DeepSeek Deep Dive R1 at Home!

adman-c · March 4, 2025, 3:51am

Progress! Got triton flash attention to compile for the older Mi50 cards, and I was able to see tensor parallelism working briefly with 2 cards. I’m now running up against the limitations of my testbench hardware–not enough cooling for these passive cards and not enough power from my test PSU. So now I need to move everything into my server chassis and (hopefully) see what 4 of them can do with adequate power and ventilation.

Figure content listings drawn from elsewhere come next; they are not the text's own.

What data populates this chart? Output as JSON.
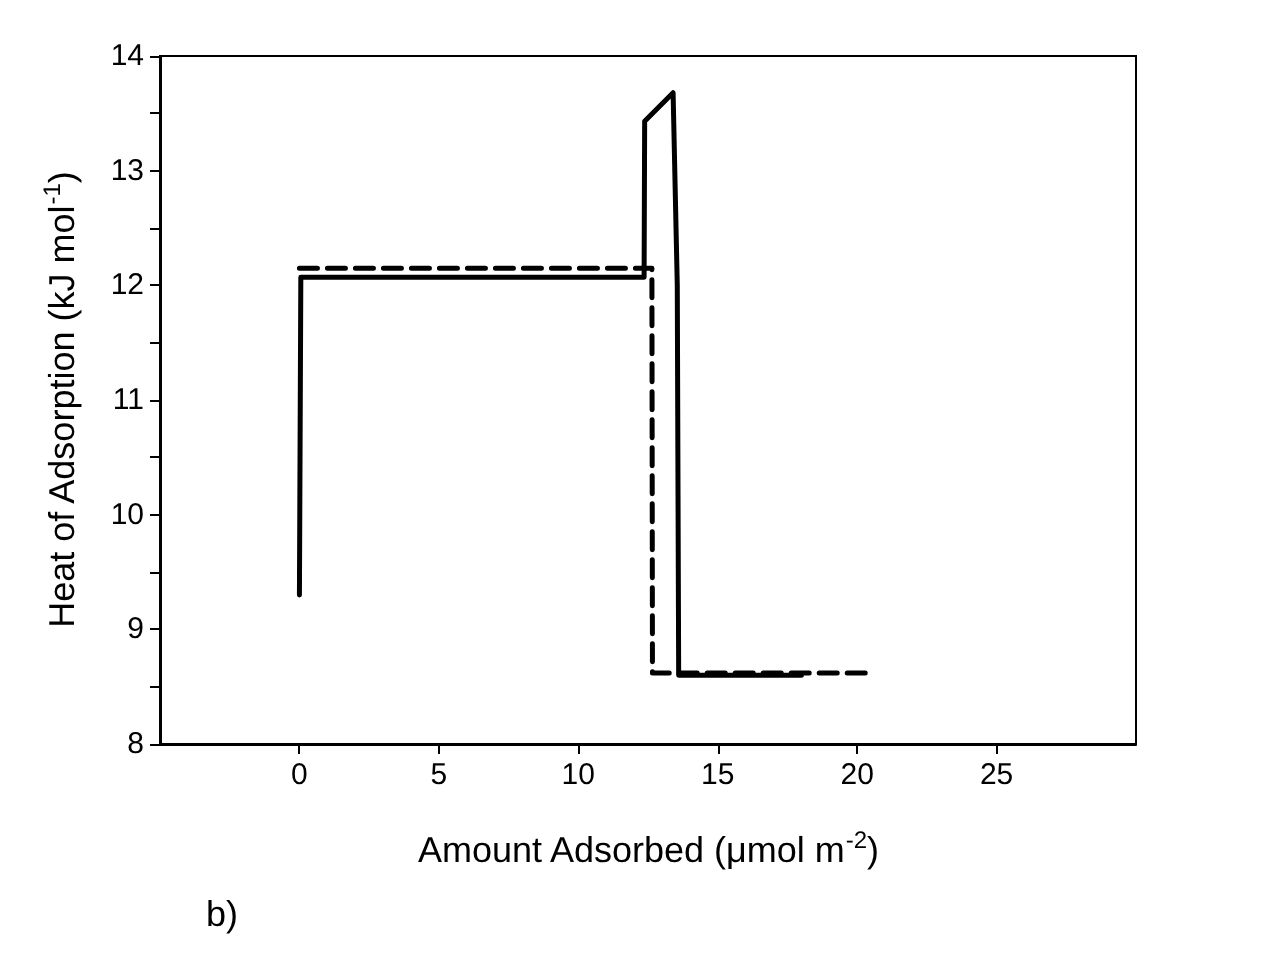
{
  "chart_data": {
    "type": "line",
    "xlabel": "Amount Adsorbed (μmol m$^{-2}$)",
    "ylabel": "Heat of Adsorption (kJ mol$^{-1}$)",
    "annotations": [
      "b)"
    ],
    "xlim": [
      -5,
      30
    ],
    "xticks": [
      0,
      5,
      10,
      15,
      20,
      25
    ],
    "ylim": [
      8,
      14
    ],
    "yticks": [
      8,
      {
        "value": 8.5,
        "label": null
      },
      9,
      {
        "value": 9.5,
        "label": null
      },
      10,
      {
        "value": 10.5,
        "label": null
      },
      11,
      {
        "value": 11.5,
        "label": null
      },
      12,
      {
        "value": 12.5,
        "label": null
      },
      13,
      {
        "value": 13.5,
        "label": null
      },
      14
    ],
    "grid": false,
    "marker": "none",
    "series": [
      {
        "color": "#000000",
        "line_style": "solid",
        "x": [
          0,
          0.05,
          12.36,
          12.38,
          13.4,
          13.55,
          13.6,
          18.0
        ],
        "values": [
          9.3,
          12.07,
          12.07,
          13.43,
          13.68,
          12.0,
          8.6,
          8.6
        ]
      },
      {
        "color": "#000000",
        "line_style": "dashed",
        "x": [
          0,
          12.64,
          12.66,
          20.35
        ],
        "values": [
          12.15,
          12.15,
          8.62,
          8.62
        ]
      }
    ]
  }
}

Edited to add: Just in case anyone wants to follow what I did to get the Mi50s working with vLLM: I installed the ROCm drivers as described on AMD’s site. After a reboot and checking that Linux sees the card(s), I moved on to the vLLM install. I built everything from source based on these instructions. A couple notes:

The instructions are not explicit, but you do need to clone the vLLM repository (duh, but I didn’t on my first attempt).
The pytorch url for ROCm 6.3 in Step 0 is incorrect. The actual URL is https://download.pytorch.org/whl/nightly/rocm6.3
I used the Triton repository here: https://github.com/triton-lang/triton.git
After cloning the Triton repository, you need to modify two files in the source as described here. These changes add support for the Mi50 and Mi60 (gfx906). Then compile Triton as described in the vLLM instructions. I did not use CK flash attention.
vLLM should now compile as described in the instructions, and you do not need to disable flash attention before running vLLM.